Em pronunciamento divulgado pelo G1, Nielsen elogiou a postura de Trump ao afastar a hipótese de uma ação militar e sinalizou abertura para ampliar a cooperação com os Estados Unidos. Segundo ele, há espaço para maior participação norte-americana no território, desde que sejam respeitados os limites institucionais e políticos da Groenlândia.

Atualmente, os Estados Unidos já mantêm bases militares na Groenlândia e têm prerrogativas para atuar no território em situações de ameaça à segurança, especialmente no contexto estratégico do Ártico. Mesmo assim, o premiê deixou claro que qualquer avanço na relação bilateral não inclui concessões sobre o comando político da ilha.

Nielsen reforçou que a soberania é uma “linha vermelha” e reiterou que não aceitará ceder o governo nem partes do território aos Estados Unidos, como sugerido por Trump.

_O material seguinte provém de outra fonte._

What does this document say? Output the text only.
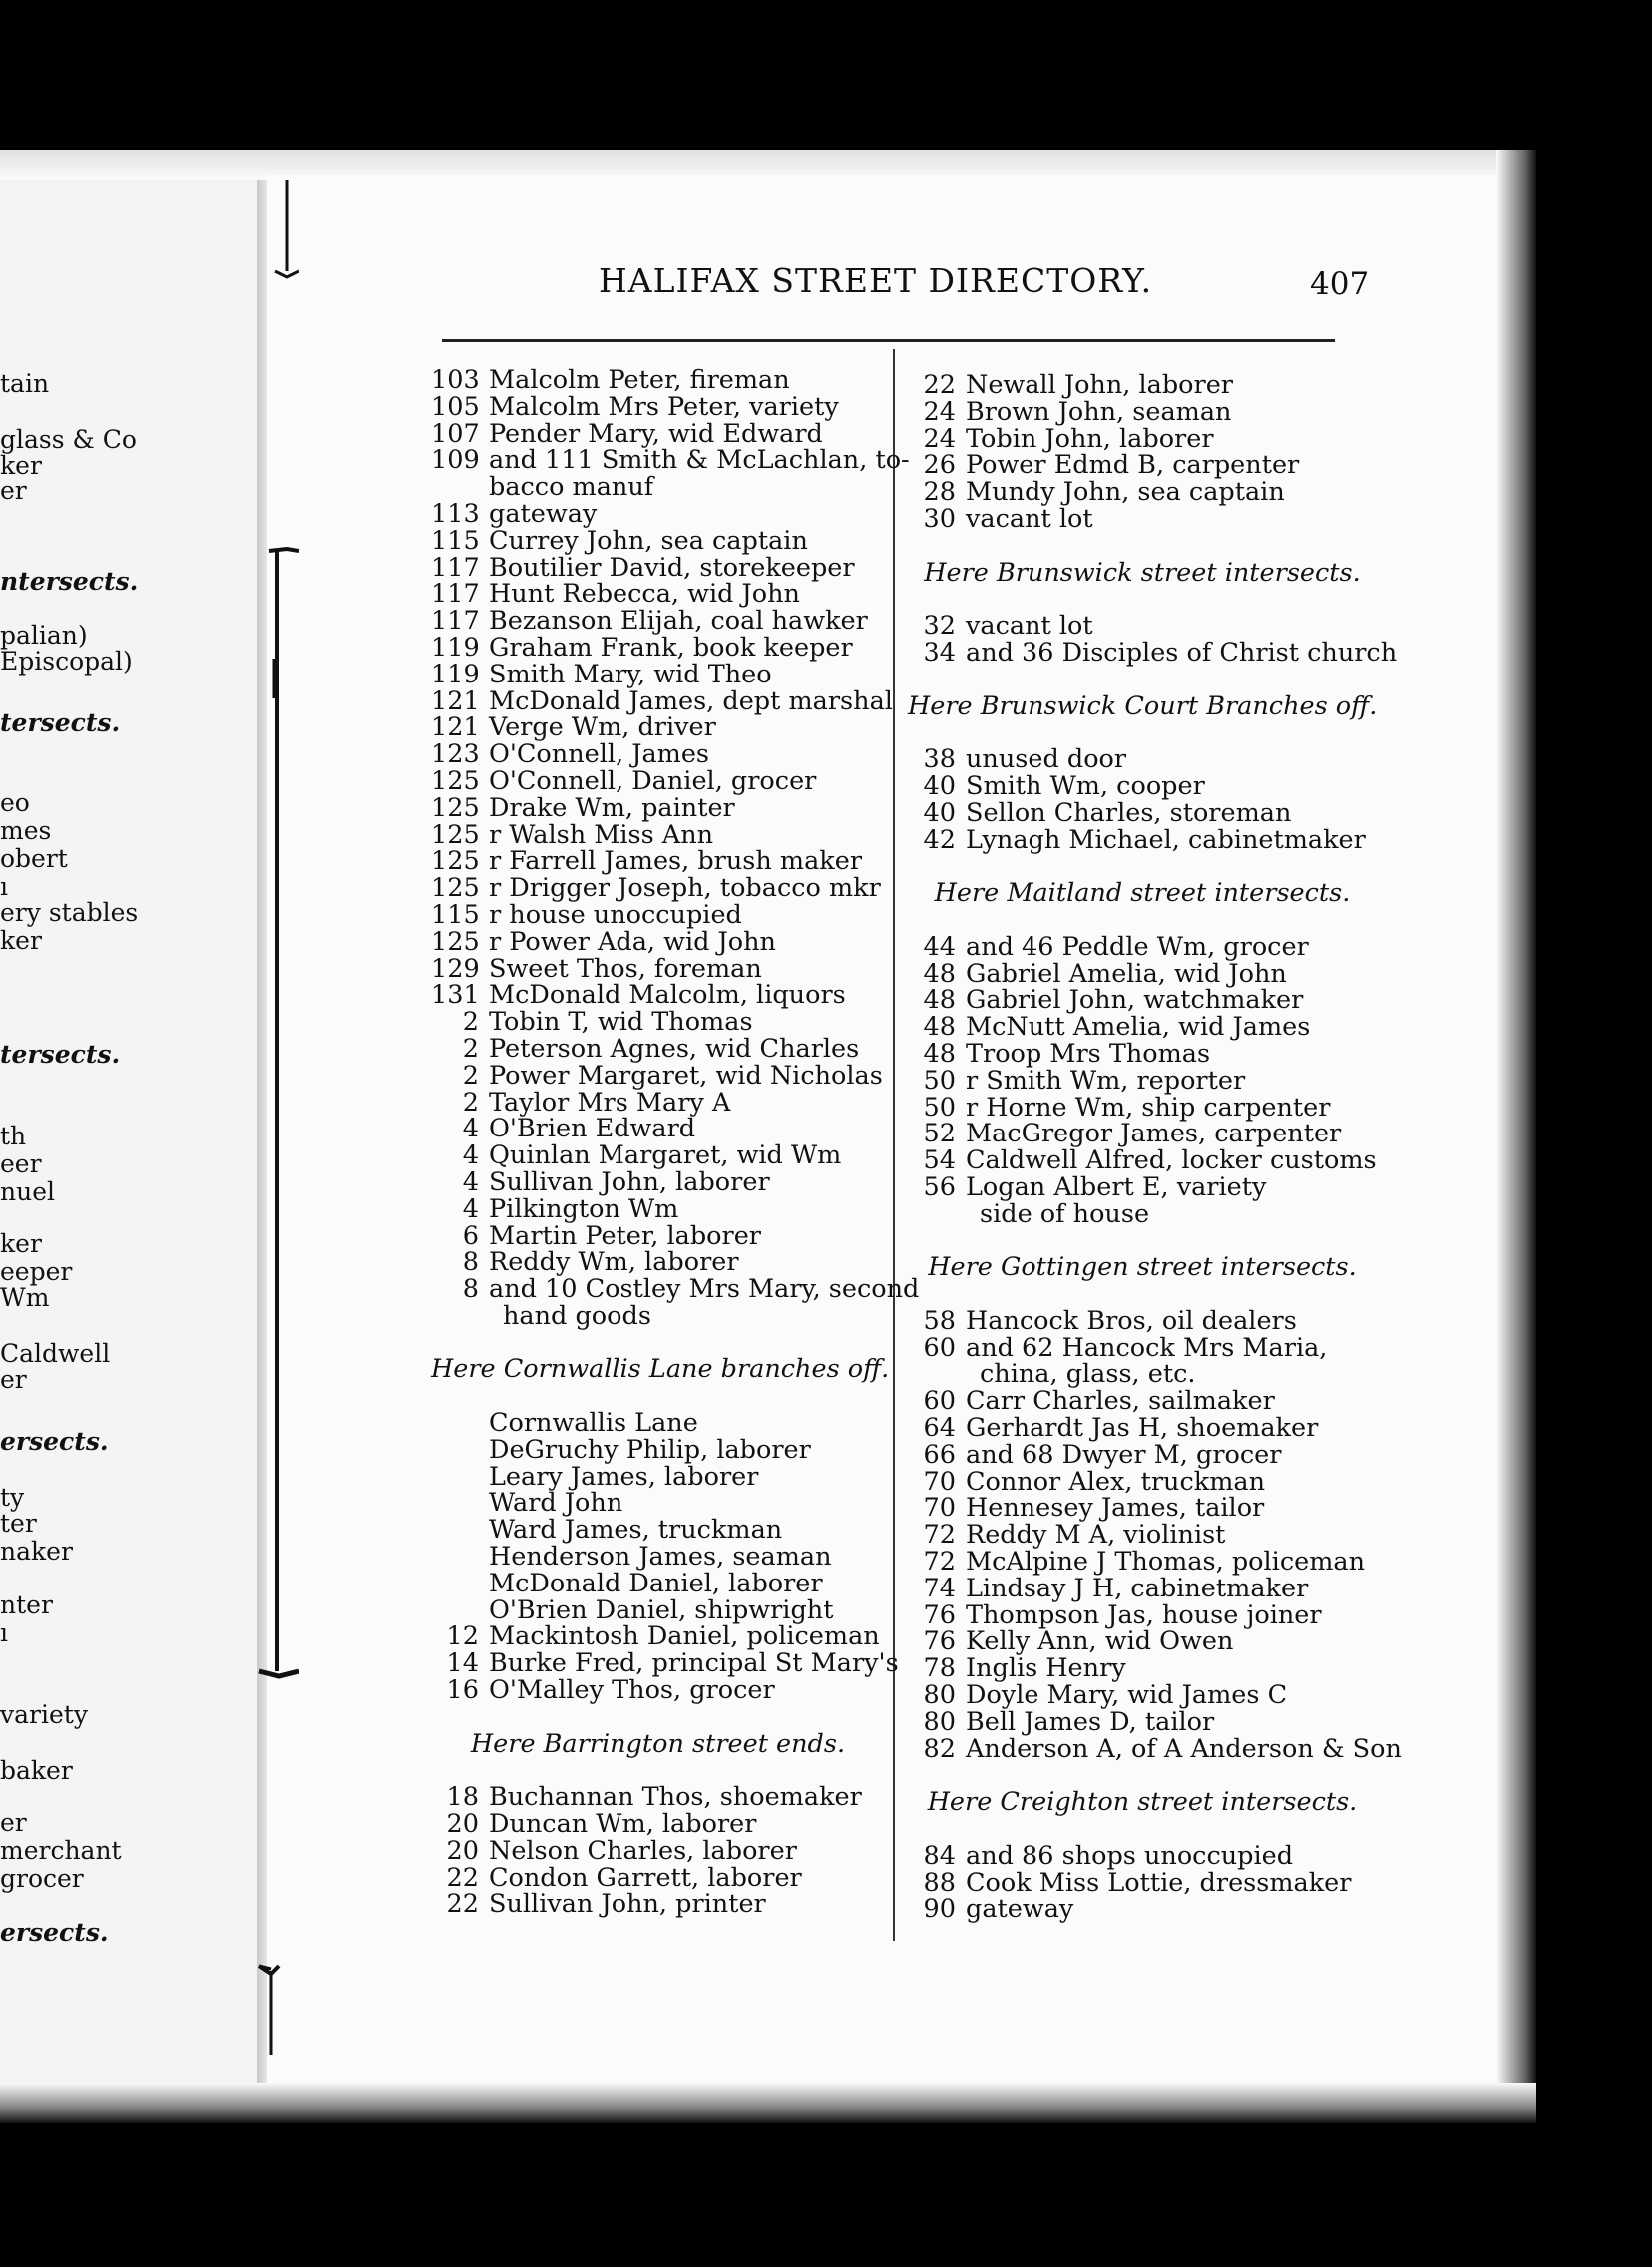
tain
glass & Co
ker
er
ntersects.
palian)
Episcopal)
tersects.
eo
mes
obert
ı
ery stables
ker
tersects.
th
eer
nuel
ker
eeper
Wm
Caldwell
er
ersects.
ty
ter
naker
nter
ı
variety
baker
er
merchant
grocer
ersects.
HALIFAX STREET DIRECTORY.	407
103 Malcolm Peter, fireman
105 Malcolm Mrs Peter, variety
107 Pender Mary, wid Edward
109 and 111 Smith & McLachlan, to-
bacco manuf
113 gateway
115 Currey John, sea captain
117 Boutilier David, storekeeper
117 Hunt Rebecca, wid John
117 Bezanson Elijah, coal hawker
119 Graham Frank, book keeper
119 Smith Mary, wid Theo
121 McDonald James, dept marshal
121 Verge Wm, driver
123 O'Connell, James
125 O'Connell, Daniel, grocer
125 Drake Wm, painter
125 r Walsh Miss Ann
125 r Farrell James, brush maker
125 r Drigger Joseph, tobacco mkr
115 r house unoccupied
125 r Power Ada, wid John
129 Sweet Thos, foreman
131 McDonald Malcolm, liquors
2 Tobin T, wid Thomas
2 Peterson Agnes, wid Charles
2 Power Margaret, wid Nicholas
2 Taylor Mrs Mary A
4 O'Brien Edward
4 Quinlan Margaret, wid Wm
4 Sullivan John, laborer
4 Pilkington Wm
6 Martin Peter, laborer
8 Reddy Wm, laborer
8 and 10 Costley Mrs Mary, second
hand goods
Here Cornwallis Lane branches off.
Cornwallis Lane
DeGruchy Philip, laborer
Leary James, laborer
Ward John
Ward James, truckman
Henderson James, seaman
McDonald Daniel, laborer
O'Brien Daniel, shipwright
12 Mackintosh Daniel, policeman
14 Burke Fred, principal St Mary's
16 O'Malley Thos, grocer
Here Barrington street ends.
18 Buchannan Thos, shoemaker
20 Duncan Wm, laborer
20 Nelson Charles, laborer
22 Condon Garrett, laborer
22 Sullivan John, printer
22 Newall John, laborer
24 Brown John, seaman
24 Tobin John, laborer
26 Power Edmd B, carpenter
28 Mundy John, sea captain
30 vacant lot
Here Brunswick street intersects.
32 vacant lot
34 and 36 Disciples of Christ church
Here Brunswick Court Branches off.
38 unused door
40 Smith Wm, cooper
40 Sellon Charles, storeman
42 Lynagh Michael, cabinetmaker
Here Maitland street intersects.
44 and 46 Peddle Wm, grocer
48 Gabriel Amelia, wid John
48 Gabriel John, watchmaker
48 McNutt Amelia, wid James
48 Troop Mrs Thomas
50 r Smith Wm, reporter
50 r Horne Wm, ship carpenter
52 MacGregor James, carpenter
54 Caldwell Alfred, locker customs
56 Logan Albert E, variety
side of house
Here Gottingen street intersects.
58 Hancock Bros, oil dealers
60 and 62 Hancock Mrs Maria,
china, glass, etc.
60 Carr Charles, sailmaker
64 Gerhardt Jas H, shoemaker
66 and 68 Dwyer M, grocer
70 Connor Alex, truckman
70 Hennesey James, tailor
72 Reddy M A, violinist
72 McAlpine J Thomas, policeman
74 Lindsay J H, cabinetmaker
76 Thompson Jas, house joiner
76 Kelly Ann, wid Owen
78 Inglis Henry
80 Doyle Mary, wid James C
80 Bell James D, tailor
82 Anderson A, of A Anderson & Son
Here Creighton street intersects.
84 and 86 shops unoccupied
88 Cook Miss Lottie, dressmaker
90 gateway
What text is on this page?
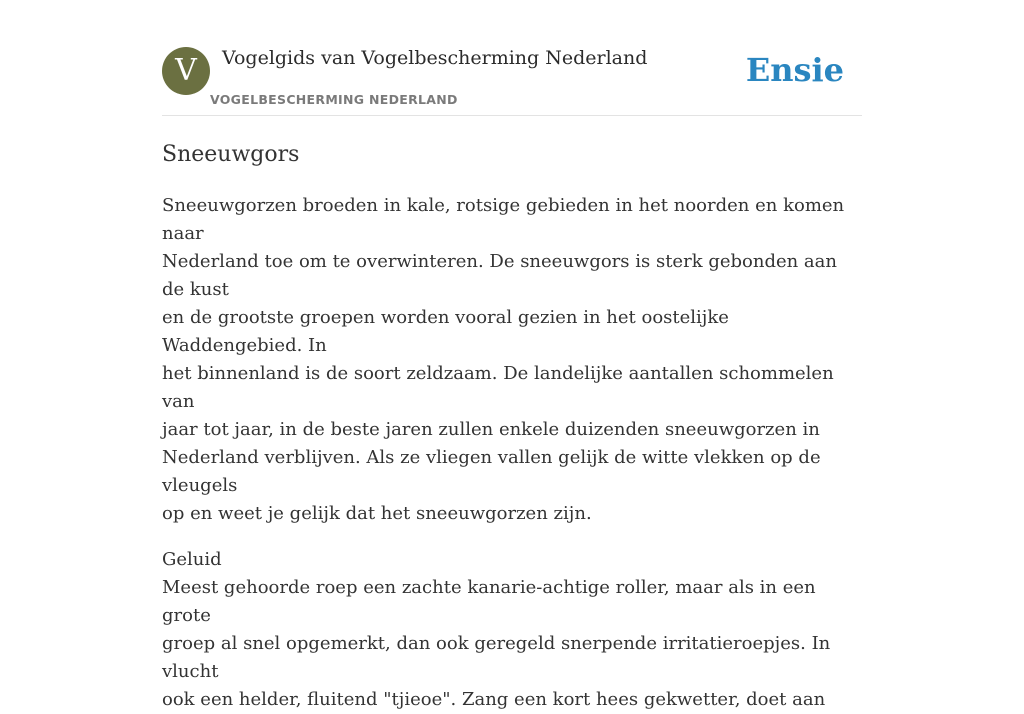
V	Vogelgids van Vogelbescherming Nederland
VOGELBESCHERMING NEDERLAND
Ensie
Sneeuwgors

Sneeuwgorzen broeden in kale, rotsige gebieden in het noorden en komen naar
Nederland toe om te overwinteren. De sneeuwgors is sterk gebonden aan de kust
en de grootste groepen worden vooral gezien in het oostelijke Waddengebied. In
het binnenland is de soort zeldzaam. De landelijke aantallen schommelen van
jaar tot jaar, in de beste jaren zullen enkele duizenden sneeuwgorzen in
Nederland verblijven. Als ze vliegen vallen gelijk de witte vlekken op de vleugels
op en weet je gelijk dat het sneeuwgorzen zijn.

Geluid

Meest gehoorde roep een zachte kanarie-achtige roller, maar als in een grote
groep al snel opgemerkt, dan ook geregeld snerpende irritatieroepjes. In vlucht
ook een helder, fluitend "tjieoe". Zang een kort hees gekwetter, doet aan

A possibilidade foi levantada na quarta-feira (21), após o presidente norte-americano anunciar ter chegado a um acordo com o secretário-geral da Otan, Mark Rutte, envolvendo a Groenlândia.

No mesmo dia, durante discurso no Fórum Econômico Mundial, em Davos, Trump voltou a defender a ideia de comprar a Groenlândia. Mais tarde, porém, recuou de ameaças comerciais e cancelou tarifas que pretendia impor a países europeus após se reunir com Rutte, o que reduziu momentaneamente a tensão diplomática.

Nesta quinta-feira, a Otan e a Dinamarca negaram que qualquer cessão de soberania tenha sido discutida. Rutte afirmou que o acordo citado não prevê entrega de território e se limita à possibilidade de intervenção da aliança no Ártico em caso de ameaças à segurança. A primeira-ministra dinamarquesa, Mette Frederiksen, reforçou que “não houve negociação sobre soberania”, posição reiterada pela porta-voz da Otan, Allison Hart.